そーっと見てみると…壁の私の身長より高い位置に、そりゃもう見事なGさまが微動だにせず張りついていた。キンチョールは玄関先には見当たらない。
こうなったらもう仕方ない。意を決した私は、玄関先の新聞紙を静かに手にとって棒状に丸めた。息をひそめそっと歩み寄って…腕を高くのばしてそこで一撃。

「いや〜〜〜っ!!!」

すっかり私より逞しくなっていた家内が、似つかわしくない悲鳴をあげる。
見当たらないと思っていたキンチョールを家内が手にしていたのを見つけるや、歩み寄ってそれを受け取る。ゴキから離れるかのように、今度は家内が玄関先へと逃れている。

私がさらにキンチョール攻撃を喰らわすと、ゴキは踵を返した。そっちはいま家内が逃れていったほうだ。

「いやああああああああああっ!!!!」

家内の声のトーンがいっそう上がった。近所に110番されるぞおいw 。

ゴキは家内のほうに向かって突進しかけたのだが、力尽きたのか壁から落下した。そこからしばし姿を見失ってしまった。というか…ふだん逞しい家内の狼狽ぶりがおもしろすぎた。いや、すまない。

すぐさま玄関先の雑貨が入ったカゴの中に、瀕死のゴキを発見。
もう暴れることはない。新聞紙の中に包みとって、上からぎゅーっと押しつぶすことに成功した。成仏してくれ。

あれからもう10年近く経っているよな


一匹見かけたら何十匹…なんていうけれど、幸いにして私の家のなかでゴキブリを見たのはこれが最後。つまり10年近くは見ていない。住みはじめてからもこれ一度きりだ。まずはほっとしている。

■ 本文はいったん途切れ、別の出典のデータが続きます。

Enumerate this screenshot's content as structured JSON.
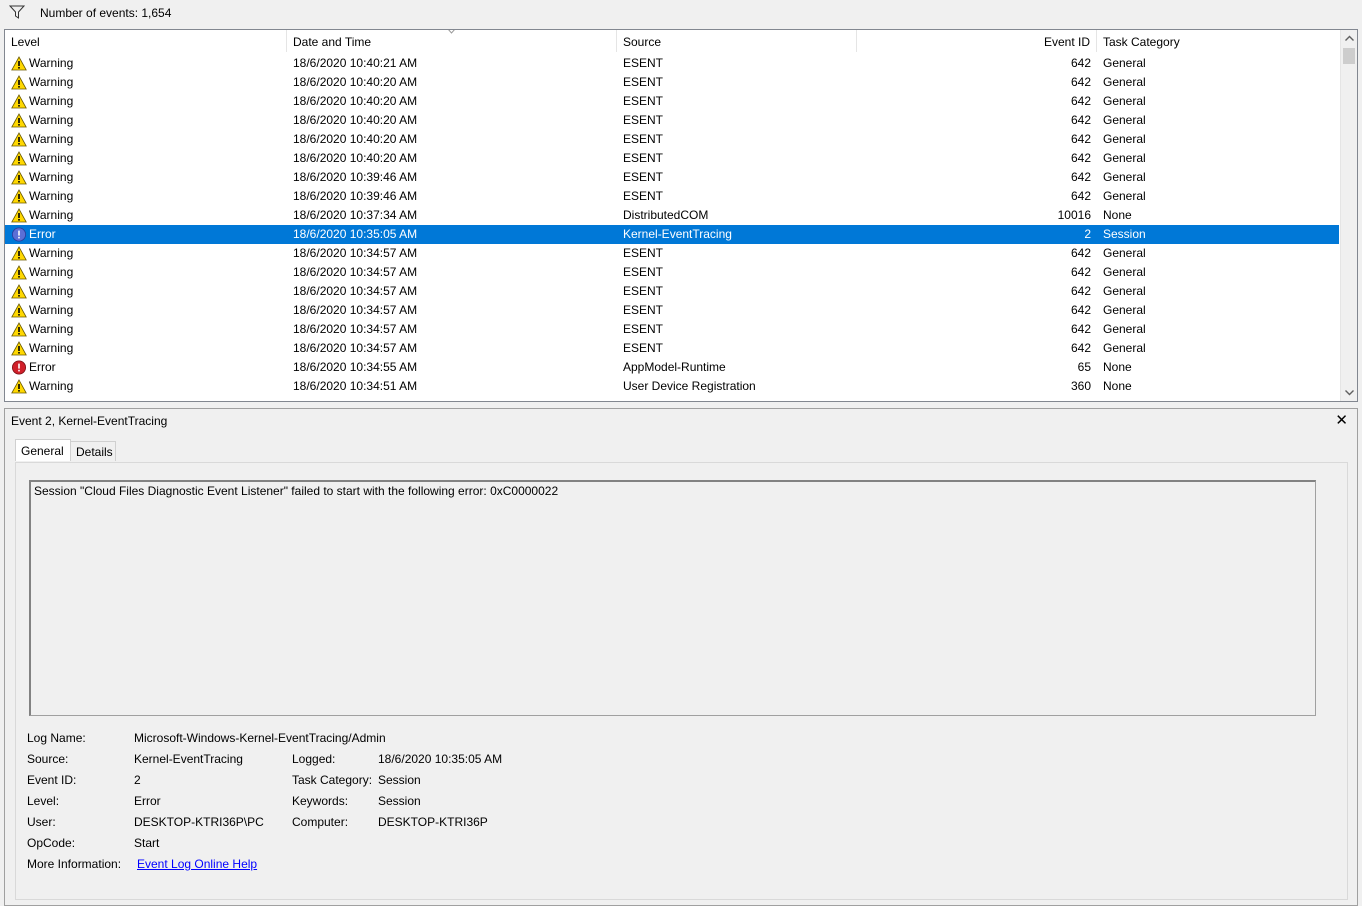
{
  "filter": {
    "count_text": "Number of events: 1,654"
  },
  "columns": {
    "level": "Level",
    "date": "Date and Time",
    "source": "Source",
    "event_id": "Event ID",
    "task_category": "Task Category"
  },
  "events": [
    {
      "level": "Warning",
      "date": "18/6/2020 10:40:21 AM",
      "source": "ESENT",
      "id": "642",
      "cat": "General"
    },
    {
      "level": "Warning",
      "date": "18/6/2020 10:40:20 AM",
      "source": "ESENT",
      "id": "642",
      "cat": "General"
    },
    {
      "level": "Warning",
      "date": "18/6/2020 10:40:20 AM",
      "source": "ESENT",
      "id": "642",
      "cat": "General"
    },
    {
      "level": "Warning",
      "date": "18/6/2020 10:40:20 AM",
      "source": "ESENT",
      "id": "642",
      "cat": "General"
    },
    {
      "level": "Warning",
      "date": "18/6/2020 10:40:20 AM",
      "source": "ESENT",
      "id": "642",
      "cat": "General"
    },
    {
      "level": "Warning",
      "date": "18/6/2020 10:40:20 AM",
      "source": "ESENT",
      "id": "642",
      "cat": "General"
    },
    {
      "level": "Warning",
      "date": "18/6/2020 10:39:46 AM",
      "source": "ESENT",
      "id": "642",
      "cat": "General"
    },
    {
      "level": "Warning",
      "date": "18/6/2020 10:39:46 AM",
      "source": "ESENT",
      "id": "642",
      "cat": "General"
    },
    {
      "level": "Warning",
      "date": "18/6/2020 10:37:34 AM",
      "source": "DistributedCOM",
      "id": "10016",
      "cat": "None"
    },
    {
      "level": "Error",
      "date": "18/6/2020 10:35:05 AM",
      "source": "Kernel-EventTracing",
      "id": "2",
      "cat": "Session",
      "selected": true
    },
    {
      "level": "Warning",
      "date": "18/6/2020 10:34:57 AM",
      "source": "ESENT",
      "id": "642",
      "cat": "General"
    },
    {
      "level": "Warning",
      "date": "18/6/2020 10:34:57 AM",
      "source": "ESENT",
      "id": "642",
      "cat": "General"
    },
    {
      "level": "Warning",
      "date": "18/6/2020 10:34:57 AM",
      "source": "ESENT",
      "id": "642",
      "cat": "General"
    },
    {
      "level": "Warning",
      "date": "18/6/2020 10:34:57 AM",
      "source": "ESENT",
      "id": "642",
      "cat": "General"
    },
    {
      "level": "Warning",
      "date": "18/6/2020 10:34:57 AM",
      "source": "ESENT",
      "id": "642",
      "cat": "General"
    },
    {
      "level": "Warning",
      "date": "18/6/2020 10:34:57 AM",
      "source": "ESENT",
      "id": "642",
      "cat": "General"
    },
    {
      "level": "Error",
      "date": "18/6/2020 10:34:55 AM",
      "source": "AppModel-Runtime",
      "id": "65",
      "cat": "None"
    },
    {
      "level": "Warning",
      "date": "18/6/2020 10:34:51 AM",
      "source": "User Device Registration",
      "id": "360",
      "cat": "None"
    }
  ],
  "detail": {
    "title": "Event 2, Kernel-EventTracing",
    "close": "✕",
    "tabs": {
      "general": "General",
      "details": "Details"
    },
    "message": "Session \"Cloud Files Diagnostic Event Listener\" failed to start with the following error: 0xC0000022",
    "labels": {
      "log_name": "Log Name:",
      "source": "Source:",
      "event_id": "Event ID:",
      "level": "Level:",
      "user": "User:",
      "opcode": "OpCode:",
      "more_info": "More Information:",
      "logged": "Logged:",
      "task_category": "Task Category:",
      "keywords": "Keywords:",
      "computer": "Computer:"
    },
    "values": {
      "log_name": "Microsoft-Windows-Kernel-EventTracing/Admin",
      "source": "Kernel-EventTracing",
      "event_id": "2",
      "level": "Error",
      "user": "DESKTOP-KTRI36P\\PC",
      "opcode": "Start",
      "more_info_link": "Event Log Online Help",
      "logged": "18/6/2020 10:35:05 AM",
      "task_category": "Session",
      "keywords": "Session",
      "computer": "DESKTOP-KTRI36P"
    }
  },
  "colors": {
    "selection": "#0078d7",
    "warning_fill": "#ffd800",
    "error_fill": "#d0202a",
    "link": "#0000ff"
  }
}
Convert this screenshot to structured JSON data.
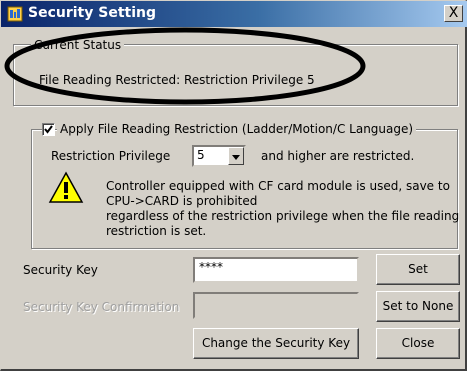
{
  "window": {
    "title": "Security Setting",
    "close_glyph": "X"
  },
  "status_group": {
    "legend": "Current Status",
    "text": "File Reading Restricted: Restriction Privilege 5"
  },
  "restriction_group": {
    "checkbox_checked": true,
    "checkbox_label": "Apply File Reading Restriction (Ladder/Motion/C Language)",
    "privilege_label": "Restriction Privilege",
    "privilege_value": "5",
    "privilege_suffix": "and higher are restricted.",
    "warning_lines": [
      "Controller equipped with CF card module is used, save to",
      "CPU->CARD is prohibited",
      "regardless of the restriction privilege when the file reading",
      "restriction is set."
    ]
  },
  "security_key": {
    "label": "Security Key",
    "value": "****",
    "set_button": "Set"
  },
  "confirmation": {
    "label": "Security Key Confirmation",
    "value": "",
    "set_none_button": "Set to None"
  },
  "footer": {
    "change_button": "Change the Security Key",
    "close_button": "Close"
  },
  "colors": {
    "dialog_face": "#d4d0c8",
    "title_start": "#0a246a",
    "title_end": "#a6caf0",
    "annotation_ellipse": "#000000",
    "warning_yellow": "#ffff00"
  },
  "icons": {
    "title": "key-lock-icon",
    "warning": "warning-icon",
    "dropdown": "chevron-down-icon"
  }
}
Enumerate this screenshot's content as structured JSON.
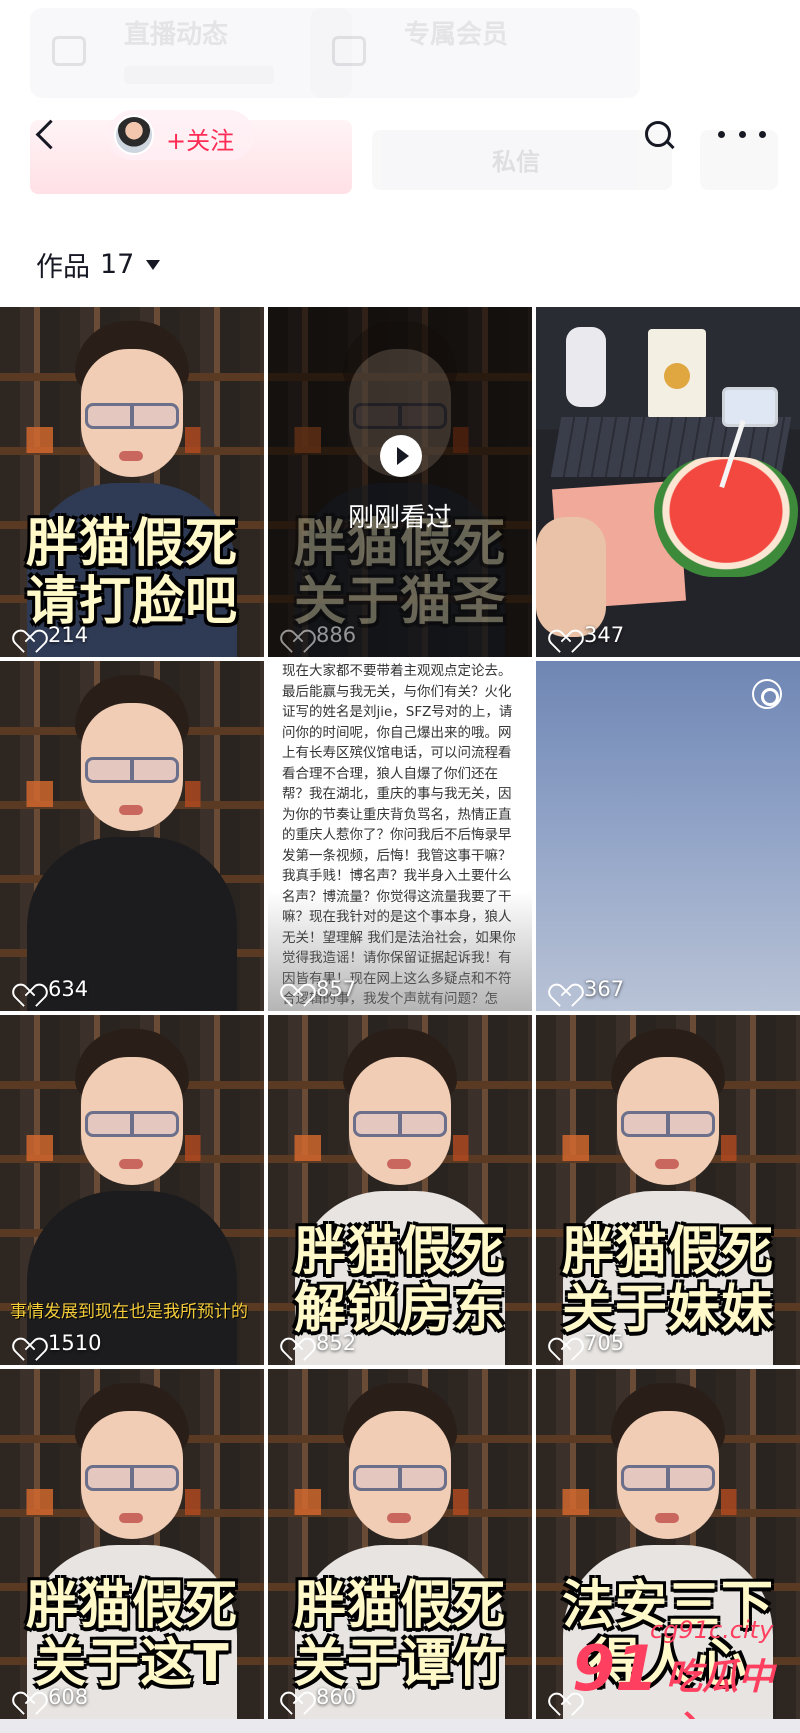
{
  "header": {
    "bg_left_title": "直播动态",
    "bg_right_title": "专属会员",
    "bg_message": "私信",
    "follow_label": "+关注"
  },
  "works": {
    "label": "作品",
    "count": "17"
  },
  "tiles": [
    {
      "caption1": "胖猫假死",
      "caption2": "请打脸吧",
      "likes": "214"
    },
    {
      "caption1": "胖猫假死",
      "caption2": "关于猫圣",
      "likes": "886",
      "watched": "刚刚看过"
    },
    {
      "likes": "347"
    },
    {
      "likes": "634"
    },
    {
      "likes": "857",
      "text": "现在大家都不要带着主观观点定论去。最后能赢与我无关，与你们有关？火化证写的姓名是刘jie，SFZ号对的上，请问你的时间呢，你自己爆出来的哦。网上有长寿区殡仪馆电话，可以问流程看看合理不合理，狼人自爆了你们还在帮？我在湖北，重庆的事与我无关，因为你的节奏让重庆背负骂名，热情正直的重庆人惹你了？你问我后不后悔录早发第一条视频，后悔！我管这事干嘛？我真手贱！博名声？我半身入土要什么名声？博流量？你觉得这流量我要了干嘛？现在我针对的是这个事本身，狼人无关！望理解 我们是法治社会，如果你觉得我造谣！请你保留证据起诉我！有因皆有果！现在网上这么多疑点和不符合逻辑的事，我发个声就有问题？怎么？我不配质疑？那你倒是打我脸啊！你就一套小作文吗？一转舆论，那这是我最后的一条小作文，如果你拿不出实际证据打脸我，我可能就错过了！"
    },
    {
      "likes": "367"
    },
    {
      "likes": "1510",
      "subline": "事情发展到现在也是我所预计的"
    },
    {
      "caption1": "胖猫假死",
      "caption2": "解锁房东",
      "likes": "852"
    },
    {
      "caption1": "胖猫假死",
      "caption2": "关于妹妹",
      "likes": "705"
    },
    {
      "caption1": "胖猫假死",
      "caption2": "关于这T",
      "likes": "608"
    },
    {
      "caption1": "胖猫假死",
      "caption2": "关于谭竹",
      "likes": "860"
    },
    {
      "caption1": "法安三下",
      "caption2": "得人心",
      "likes": ""
    }
  ],
  "watermark": {
    "num": "91",
    "url": "cg91c.city",
    "center": "吃瓜中心"
  },
  "colors": {
    "accent": "#fe2c55",
    "caption": "#fff8c8",
    "text": "#161823"
  }
}
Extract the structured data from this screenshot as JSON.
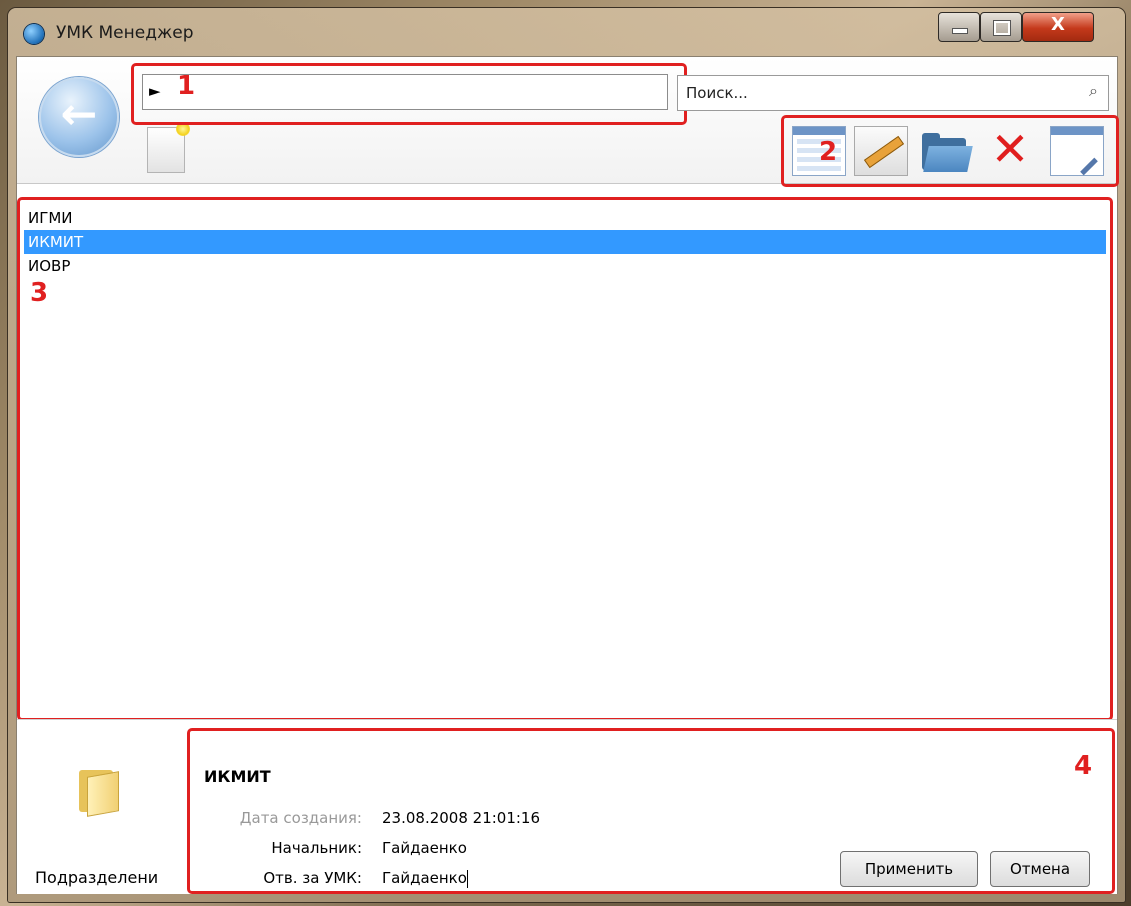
{
  "window": {
    "title": "УМК Менеджер",
    "close_glyph": "X"
  },
  "breadcrumb": {
    "arrow": "►"
  },
  "search": {
    "placeholder": "Поиск..."
  },
  "annotations": {
    "n1": "1",
    "n2": "2",
    "n3": "3",
    "n4": "4"
  },
  "toolbar": {
    "icons": [
      "table-icon",
      "edit-icon",
      "open-folder-icon",
      "delete-icon",
      "properties-icon"
    ],
    "delete_glyph": "✕"
  },
  "list": {
    "items": [
      {
        "label": "ИГМИ",
        "selected": false
      },
      {
        "label": "ИКМИТ",
        "selected": true
      },
      {
        "label": "ИОВР",
        "selected": false
      }
    ]
  },
  "details": {
    "folder_caption": "Подразделени",
    "title": "ИКМИТ",
    "created_label": "Дата создания:",
    "created_value": "23.08.2008 21:01:16",
    "head_label": "Начальник:",
    "head_value": "Гайдаенко",
    "resp_label": "Отв. за УМК:",
    "resp_value": "Гайдаенко",
    "apply_label": "Применить",
    "cancel_label": "Отмена"
  },
  "colors": {
    "annotation": "#e02020",
    "selection": "#3399ff"
  }
}
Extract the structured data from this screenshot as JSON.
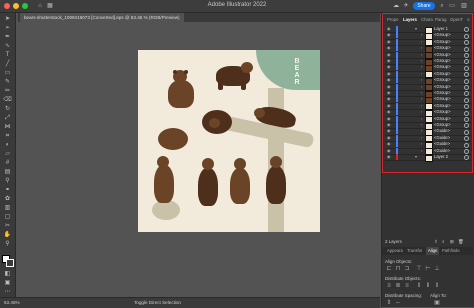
{
  "app_title": "Adobe Illustrator 2022",
  "share_label": "Share",
  "document_tab": "bears-shutterstock_1009419073 [Converted].eps @ 63.45 % (RGB/Preview)",
  "artboard": {
    "title_letters": [
      "B",
      "E",
      "A",
      "R"
    ]
  },
  "toolbar": {
    "tools": [
      "selection-tool",
      "direct-selection-tool",
      "pen-tool",
      "curvature-tool",
      "type-tool",
      "line-tool",
      "rectangle-tool",
      "paintbrush-tool",
      "pencil-tool",
      "eraser-tool",
      "rotate-tool",
      "scale-tool",
      "width-tool",
      "free-transform-tool",
      "shape-builder-tool",
      "perspective-tool",
      "mesh-tool",
      "gradient-tool",
      "eyedropper-tool",
      "blend-tool",
      "symbol-sprayer-tool",
      "graph-tool",
      "artboard-tool",
      "slice-tool",
      "hand-tool",
      "zoom-tool"
    ]
  },
  "status": {
    "zoom": "63.45%",
    "tool": "Toggle Direct Selection"
  },
  "panel_tabs": [
    "Prope",
    "Layers",
    "Chara",
    "Parag",
    "OpenT"
  ],
  "layers": [
    {
      "name": "Layer 1",
      "level": 0,
      "thumb": "light"
    },
    {
      "name": "<Group>",
      "level": 1,
      "thumb": "light"
    },
    {
      "name": "<Group>",
      "level": 1,
      "thumb": "light"
    },
    {
      "name": "<Group>",
      "level": 1,
      "thumb": "bear"
    },
    {
      "name": "<Group>",
      "level": 1,
      "thumb": "bear"
    },
    {
      "name": "<Group>",
      "level": 1,
      "thumb": "bear"
    },
    {
      "name": "<Group>",
      "level": 1,
      "thumb": "bear"
    },
    {
      "name": "<Group>",
      "level": 1,
      "thumb": "light"
    },
    {
      "name": "<Group>",
      "level": 1,
      "thumb": "bear"
    },
    {
      "name": "<Group>",
      "level": 1,
      "thumb": "bear"
    },
    {
      "name": "<Group>",
      "level": 1,
      "thumb": "bear"
    },
    {
      "name": "<Group>",
      "level": 1,
      "thumb": "bear"
    },
    {
      "name": "<Group>",
      "level": 1,
      "thumb": "light"
    },
    {
      "name": "<Group>",
      "level": 1,
      "thumb": "light"
    },
    {
      "name": "<Group>",
      "level": 1,
      "thumb": "light"
    },
    {
      "name": "<Group>",
      "level": 1,
      "thumb": "light"
    },
    {
      "name": "<Guide>",
      "level": 1,
      "thumb": "light"
    },
    {
      "name": "<Guide>",
      "level": 1,
      "thumb": "light"
    },
    {
      "name": "<Guide>",
      "level": 1,
      "thumb": "light"
    },
    {
      "name": "<Guide>",
      "level": 1,
      "thumb": "light"
    },
    {
      "name": "Layer 2",
      "level": 0,
      "thumb": "light"
    }
  ],
  "layers_count": "2 Layers",
  "lower_tabs": [
    "Appeara",
    "Transfor",
    "Align",
    "Pathfinde"
  ],
  "align_sections": [
    "Align Objects:",
    "Distribute Objects:",
    "Distribute Spacing:",
    "Align To:"
  ],
  "colors": {
    "accent": "#1473e6",
    "highlight": "#d6262b",
    "layer_bar": "#4a80ff",
    "artboard": "#f2eada",
    "bear": "#6b4428"
  }
}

でも夏になると、エントランスで見かけることは相変わらずだ。
今年はまだ見ていない。ほどなくそのシーズンがまたやってくるだろう。

夏になればいろいろ出てくる。先日は鮮やかな緑色をしたカメムシがエレベータ前に張り付いているのを見たし、真夏にはセミが爆弾のようにのたうち回る場面にもお目にかかることだろう。カメムシって自分のくささで死ぬらしい(笑)。

近所の水田をトンボが飛んでいるのも見かけた。
6月ももう下旬だ。エアコンも本格始動している。
相変わらずマスクして外に出てるけど、また…夏がくるんだねえ。